Cyrus Elahi, Email: cyrus.elahi@barrowneurosurgery.org.
Dakota T. Graham, Email: dakota.graham@commonspirit.org.
Danielle VanBrabant, Email: danielle.vanbrabant@barrowneuro.org.
Funding
This study did not receive any funding or financial support.
Disclosures
The authors have no personal, financial, or institutional interest in any of the drugs, materials, or devices described in this article.
COMMENTS
In the current neurosurgical training environment, the integration of technological advancements and AI tools has become not only inevitable but essential for enhancing teaching and learning. However, a striking disparity remains in the availability and accessibility of such resources between high-income countries (HICs) and low and middle-income countries (LMICs), driven by multiple systemic factors. It is imperative that we strive to bridge this gap to ensure equitable training opportunities for neurosurgical trainees worldwide.
Training tools must be affordable, accessible, and freely available across the globe. In this context, the development and use of 3D-printed craniotomy simulation models represent a significant step forward—particularly for under-resourced healthcare systems. Their potential impact on neurosurgical education in LMICs is both promising and undeniable. I commend the authors for their valuable contribution to neurosurgical literature.

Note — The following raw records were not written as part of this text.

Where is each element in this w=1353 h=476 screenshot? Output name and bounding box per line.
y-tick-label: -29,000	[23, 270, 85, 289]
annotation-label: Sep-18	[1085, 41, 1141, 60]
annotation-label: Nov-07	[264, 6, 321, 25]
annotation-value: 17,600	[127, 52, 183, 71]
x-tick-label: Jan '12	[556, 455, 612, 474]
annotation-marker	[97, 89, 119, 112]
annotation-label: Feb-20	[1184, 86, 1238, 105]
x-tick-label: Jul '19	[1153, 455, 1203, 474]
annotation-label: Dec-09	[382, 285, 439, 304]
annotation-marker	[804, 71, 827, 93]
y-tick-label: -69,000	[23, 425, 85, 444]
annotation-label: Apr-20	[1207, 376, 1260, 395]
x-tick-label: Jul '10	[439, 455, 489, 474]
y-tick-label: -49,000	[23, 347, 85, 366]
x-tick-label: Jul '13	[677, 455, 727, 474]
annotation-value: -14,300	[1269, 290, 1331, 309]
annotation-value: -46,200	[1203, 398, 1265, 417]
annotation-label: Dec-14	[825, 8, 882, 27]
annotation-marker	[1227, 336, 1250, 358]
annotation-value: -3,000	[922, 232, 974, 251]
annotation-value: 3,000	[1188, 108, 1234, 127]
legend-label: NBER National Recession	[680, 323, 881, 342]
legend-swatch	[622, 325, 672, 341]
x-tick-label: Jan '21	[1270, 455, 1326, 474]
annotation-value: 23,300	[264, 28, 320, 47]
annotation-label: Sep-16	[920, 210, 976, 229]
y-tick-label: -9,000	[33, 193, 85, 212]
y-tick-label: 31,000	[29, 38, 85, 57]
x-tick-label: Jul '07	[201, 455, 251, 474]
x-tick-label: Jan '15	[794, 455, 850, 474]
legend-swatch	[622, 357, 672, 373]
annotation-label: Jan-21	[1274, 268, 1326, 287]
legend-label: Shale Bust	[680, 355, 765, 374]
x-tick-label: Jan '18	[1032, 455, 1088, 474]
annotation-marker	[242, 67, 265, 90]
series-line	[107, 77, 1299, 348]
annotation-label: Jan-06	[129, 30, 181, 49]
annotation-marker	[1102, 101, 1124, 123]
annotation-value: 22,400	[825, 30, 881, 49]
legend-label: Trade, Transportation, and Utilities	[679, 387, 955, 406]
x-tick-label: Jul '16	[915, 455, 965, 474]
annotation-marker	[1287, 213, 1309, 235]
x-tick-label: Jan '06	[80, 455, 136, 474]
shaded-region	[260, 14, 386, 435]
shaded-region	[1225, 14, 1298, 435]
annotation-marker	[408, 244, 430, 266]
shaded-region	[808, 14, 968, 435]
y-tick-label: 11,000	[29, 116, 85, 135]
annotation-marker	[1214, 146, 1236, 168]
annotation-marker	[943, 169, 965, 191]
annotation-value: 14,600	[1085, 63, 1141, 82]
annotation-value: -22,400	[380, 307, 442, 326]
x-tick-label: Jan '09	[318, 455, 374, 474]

As part of a “frugal” neurosurgical training initiative under our charitable platform, NeusMent (www.neusment.org), we explored the use of coconuts as cranial models for medical students and junior trainees to practice basic cranial procedures. The feedback was overwhelmingly positive, and we successfully replicated this low-cost, innovative training method across several medical schools in the UK.
Simple, eco-friendly, and affordable simulation tools like these hold immense potential for broader application, especially in LMICs. They embody the spirit of resourceful innovation and can play a pivotal role in democratizing neurosurgical training globally.